Using this measure of recommended long term care setting, we generated a dichotomous measure. The first group (coded 0) were recommended to obtain care in their private residence. The second group (coded 1) were recommended to obtain care in a residential care setting. This variable is the dependent variable for the logistic regression analyses.
Statistical analyses
To model the association between carer characteristics and the probability of residential care recommendations, we fit logistic regression models utilizing Stata 14.0. Initial variable selection was informed by the growing literature on the risk factors of entry to residential care, as outlined above. Variables were entered into the regression and improvement to model fit assessed using the Bayesian Information Criteria following Raftery’s procedure [20]. For both male and female samples, separate regressions are estimated, as previous studies have shown differential determinants and size effects by gender [6].

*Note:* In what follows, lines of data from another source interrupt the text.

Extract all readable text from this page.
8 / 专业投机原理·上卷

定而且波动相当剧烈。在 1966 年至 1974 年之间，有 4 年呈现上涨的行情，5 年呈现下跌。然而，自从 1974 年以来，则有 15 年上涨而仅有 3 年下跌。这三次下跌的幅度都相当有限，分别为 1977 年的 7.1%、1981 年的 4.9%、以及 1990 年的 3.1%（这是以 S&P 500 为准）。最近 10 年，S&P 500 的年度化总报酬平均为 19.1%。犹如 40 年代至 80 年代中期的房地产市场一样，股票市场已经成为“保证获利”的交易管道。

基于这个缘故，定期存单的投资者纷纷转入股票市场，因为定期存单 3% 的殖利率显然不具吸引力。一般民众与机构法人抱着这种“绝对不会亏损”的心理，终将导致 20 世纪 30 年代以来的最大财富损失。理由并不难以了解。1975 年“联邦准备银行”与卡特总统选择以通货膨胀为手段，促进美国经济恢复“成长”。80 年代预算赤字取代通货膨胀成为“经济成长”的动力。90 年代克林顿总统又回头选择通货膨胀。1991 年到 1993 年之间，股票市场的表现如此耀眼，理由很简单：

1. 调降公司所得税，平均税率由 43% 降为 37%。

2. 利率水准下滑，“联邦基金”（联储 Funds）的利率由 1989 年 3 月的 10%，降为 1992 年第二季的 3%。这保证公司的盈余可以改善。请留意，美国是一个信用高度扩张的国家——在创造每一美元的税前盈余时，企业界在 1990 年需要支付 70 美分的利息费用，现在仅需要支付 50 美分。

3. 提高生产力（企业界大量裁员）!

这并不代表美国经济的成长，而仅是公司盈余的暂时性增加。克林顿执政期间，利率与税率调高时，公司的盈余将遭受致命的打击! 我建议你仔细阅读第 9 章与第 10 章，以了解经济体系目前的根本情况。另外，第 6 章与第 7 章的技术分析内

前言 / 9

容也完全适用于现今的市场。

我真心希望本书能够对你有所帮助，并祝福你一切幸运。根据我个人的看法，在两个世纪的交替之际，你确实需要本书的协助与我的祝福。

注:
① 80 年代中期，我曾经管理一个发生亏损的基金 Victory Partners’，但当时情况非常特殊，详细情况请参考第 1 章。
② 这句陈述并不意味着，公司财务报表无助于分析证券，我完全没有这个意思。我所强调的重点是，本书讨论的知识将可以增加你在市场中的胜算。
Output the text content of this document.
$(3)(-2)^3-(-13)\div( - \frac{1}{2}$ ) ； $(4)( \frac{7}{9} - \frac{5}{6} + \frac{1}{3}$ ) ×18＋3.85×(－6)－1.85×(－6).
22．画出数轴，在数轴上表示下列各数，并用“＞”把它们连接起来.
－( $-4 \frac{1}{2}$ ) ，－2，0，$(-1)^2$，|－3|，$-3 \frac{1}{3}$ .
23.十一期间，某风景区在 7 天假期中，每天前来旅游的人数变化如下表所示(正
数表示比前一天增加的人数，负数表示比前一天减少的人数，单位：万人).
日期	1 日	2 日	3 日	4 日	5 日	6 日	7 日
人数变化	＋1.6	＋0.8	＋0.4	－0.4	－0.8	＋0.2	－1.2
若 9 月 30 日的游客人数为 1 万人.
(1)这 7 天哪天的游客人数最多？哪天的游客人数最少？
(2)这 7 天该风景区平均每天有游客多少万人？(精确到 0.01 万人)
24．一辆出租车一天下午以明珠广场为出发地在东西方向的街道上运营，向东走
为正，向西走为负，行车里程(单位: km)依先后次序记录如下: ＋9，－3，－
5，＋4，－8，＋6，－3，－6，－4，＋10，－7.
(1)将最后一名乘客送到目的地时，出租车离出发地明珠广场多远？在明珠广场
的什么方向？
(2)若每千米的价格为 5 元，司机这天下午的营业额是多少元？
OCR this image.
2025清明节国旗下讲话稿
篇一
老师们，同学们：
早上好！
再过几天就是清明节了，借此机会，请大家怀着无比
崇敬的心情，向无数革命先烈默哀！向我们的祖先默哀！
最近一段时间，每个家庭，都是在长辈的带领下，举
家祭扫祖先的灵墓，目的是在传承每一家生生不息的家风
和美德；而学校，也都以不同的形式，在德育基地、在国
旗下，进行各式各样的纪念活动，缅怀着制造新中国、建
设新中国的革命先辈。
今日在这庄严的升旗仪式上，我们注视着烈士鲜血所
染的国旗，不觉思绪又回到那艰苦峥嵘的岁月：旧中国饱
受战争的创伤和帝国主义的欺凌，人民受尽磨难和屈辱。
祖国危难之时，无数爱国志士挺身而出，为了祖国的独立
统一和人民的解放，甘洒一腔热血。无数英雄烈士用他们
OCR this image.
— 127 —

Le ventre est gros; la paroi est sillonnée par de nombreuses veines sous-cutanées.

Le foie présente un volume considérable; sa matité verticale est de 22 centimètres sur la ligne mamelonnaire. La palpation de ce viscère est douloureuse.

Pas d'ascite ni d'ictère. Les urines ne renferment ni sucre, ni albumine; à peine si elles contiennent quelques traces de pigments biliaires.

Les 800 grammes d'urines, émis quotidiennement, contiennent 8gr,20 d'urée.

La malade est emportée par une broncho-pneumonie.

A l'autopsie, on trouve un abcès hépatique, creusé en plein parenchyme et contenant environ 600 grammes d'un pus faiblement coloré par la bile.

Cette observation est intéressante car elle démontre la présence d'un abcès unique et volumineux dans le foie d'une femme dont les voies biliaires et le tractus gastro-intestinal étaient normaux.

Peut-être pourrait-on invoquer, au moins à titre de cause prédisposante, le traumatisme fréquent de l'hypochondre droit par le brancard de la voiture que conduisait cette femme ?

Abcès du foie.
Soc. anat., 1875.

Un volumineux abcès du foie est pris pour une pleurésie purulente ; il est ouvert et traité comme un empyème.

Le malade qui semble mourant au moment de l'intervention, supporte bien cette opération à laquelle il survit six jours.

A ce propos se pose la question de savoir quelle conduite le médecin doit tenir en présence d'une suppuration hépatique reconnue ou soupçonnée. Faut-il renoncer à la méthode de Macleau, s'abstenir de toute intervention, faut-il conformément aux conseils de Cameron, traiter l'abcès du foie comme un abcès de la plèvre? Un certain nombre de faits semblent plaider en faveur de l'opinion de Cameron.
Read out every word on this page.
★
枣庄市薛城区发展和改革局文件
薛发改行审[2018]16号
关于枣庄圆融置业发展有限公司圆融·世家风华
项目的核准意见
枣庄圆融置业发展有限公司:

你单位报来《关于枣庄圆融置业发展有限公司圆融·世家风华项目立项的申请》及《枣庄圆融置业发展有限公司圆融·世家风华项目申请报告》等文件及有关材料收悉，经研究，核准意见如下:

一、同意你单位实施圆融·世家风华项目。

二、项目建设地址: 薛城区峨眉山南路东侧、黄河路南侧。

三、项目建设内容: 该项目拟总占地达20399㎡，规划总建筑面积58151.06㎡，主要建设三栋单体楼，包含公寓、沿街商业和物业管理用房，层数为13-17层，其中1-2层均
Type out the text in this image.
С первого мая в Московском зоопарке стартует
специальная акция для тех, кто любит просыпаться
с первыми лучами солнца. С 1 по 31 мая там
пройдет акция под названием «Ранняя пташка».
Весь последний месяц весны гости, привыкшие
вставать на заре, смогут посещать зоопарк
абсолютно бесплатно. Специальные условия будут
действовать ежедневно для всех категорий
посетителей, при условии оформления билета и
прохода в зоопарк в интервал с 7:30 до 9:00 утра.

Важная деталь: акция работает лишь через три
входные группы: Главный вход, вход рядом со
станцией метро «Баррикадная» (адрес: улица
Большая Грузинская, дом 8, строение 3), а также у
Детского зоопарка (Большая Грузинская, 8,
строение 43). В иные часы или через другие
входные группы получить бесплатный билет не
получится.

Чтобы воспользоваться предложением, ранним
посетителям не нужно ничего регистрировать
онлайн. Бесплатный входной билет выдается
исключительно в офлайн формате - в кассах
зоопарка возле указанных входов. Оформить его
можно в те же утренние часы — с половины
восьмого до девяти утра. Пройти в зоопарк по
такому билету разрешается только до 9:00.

With the gender specific regressions specified, we check the conditioning of the matrix of independent variables to investigate any collinearity influence [21]. The condition numbers were very small providing support for the model specification. Final goodness-of-fit was confirmed using the Hosmer and Lemeshow test [22]. Results by gender were combined into a single parameter vector, to enable testing of regression coefficients between male and female models [23]. Chow tests confirmed that separate male and female models needed to be fitted, as opposed to an aggregate model combining all observations [24] (Chow = 334.98, p < 0.001). We also conduct Wald tests of individual coefficients between male and female models to ascertain any gender differences.
Results
Before turning to the key results, we firstly present descriptive data on patterns of caring collected during ACAP assessments (Table 2). Firstly, it is clear that there are marked gender differences in carer relationships. Indicative of the gender gap in life expectancy, males are more likely to have a partner/wife carer (47%) compared with females (20%). Due to their higher survival, females are in turn more likely to cite carer support from a daughter (35%), or son (18%) when compared to males (18% and 10% respectively). Both groups have similar low proportions of care provision from in-laws, other relatives or friends and neighbours.
Table 2.
Male (%) | Female (%) | ||
---|---|---|---|
Carer Relationship | |||
No Carer | 14.7 | 14.7 | |
Female Partner/Wife | 46.9 | 0.2 | *** |
Male Partner/Husband | 0.2 | 19.7 | *** |
Mother | 0.1 | 0.0 | *** |
Father | 0.0 | 0.0 | *** |
Daughter | 17.9 | 35.4 | *** |
Son | 10.2 | 18.3 | *** |
Daughter In Law | 0.8 | 2.0 | *** |
Son In Law | 0.1 | 0.2 | *** |
Other Relative - Female | 3.2 | 4.4 | *** |
Other Relative - Male | 1.7 | 1.7 | |
Friend/Neighbour - Female | 2.9 | 2.4 | *** |
Friend/Neighbour - Male | 1.2 | 0.9 | *** |
Total | 100 | 100 | |
Carer Co-residence | |||
No Carer | 14.7 | 14.7 | |
Carer Co-resident | 55.7 | 35.4 | *** |
Carer Non Co-resident | 29.6 | 49.9 | *** |
Total | 100 | 100 | |
n= | 114,894 | 166,549 |
Notes: *** p < 0.001for test of proportion between male and female samples
Across all relationship categories, females are more likely to care than males. For example, for male clients about 18% receive care from a daughter relative to 10% from a son. The gender differences are considerably higher for female clients (35% receive care from a daughter compared with 18% receiving care from a son). Again reflective of differential survival prospects, men are more likely to have a co-resident carer (56%) when compared to women (35%). Overall, equal proportions of males and females accessed through the ACAP program have no carer (about 15%).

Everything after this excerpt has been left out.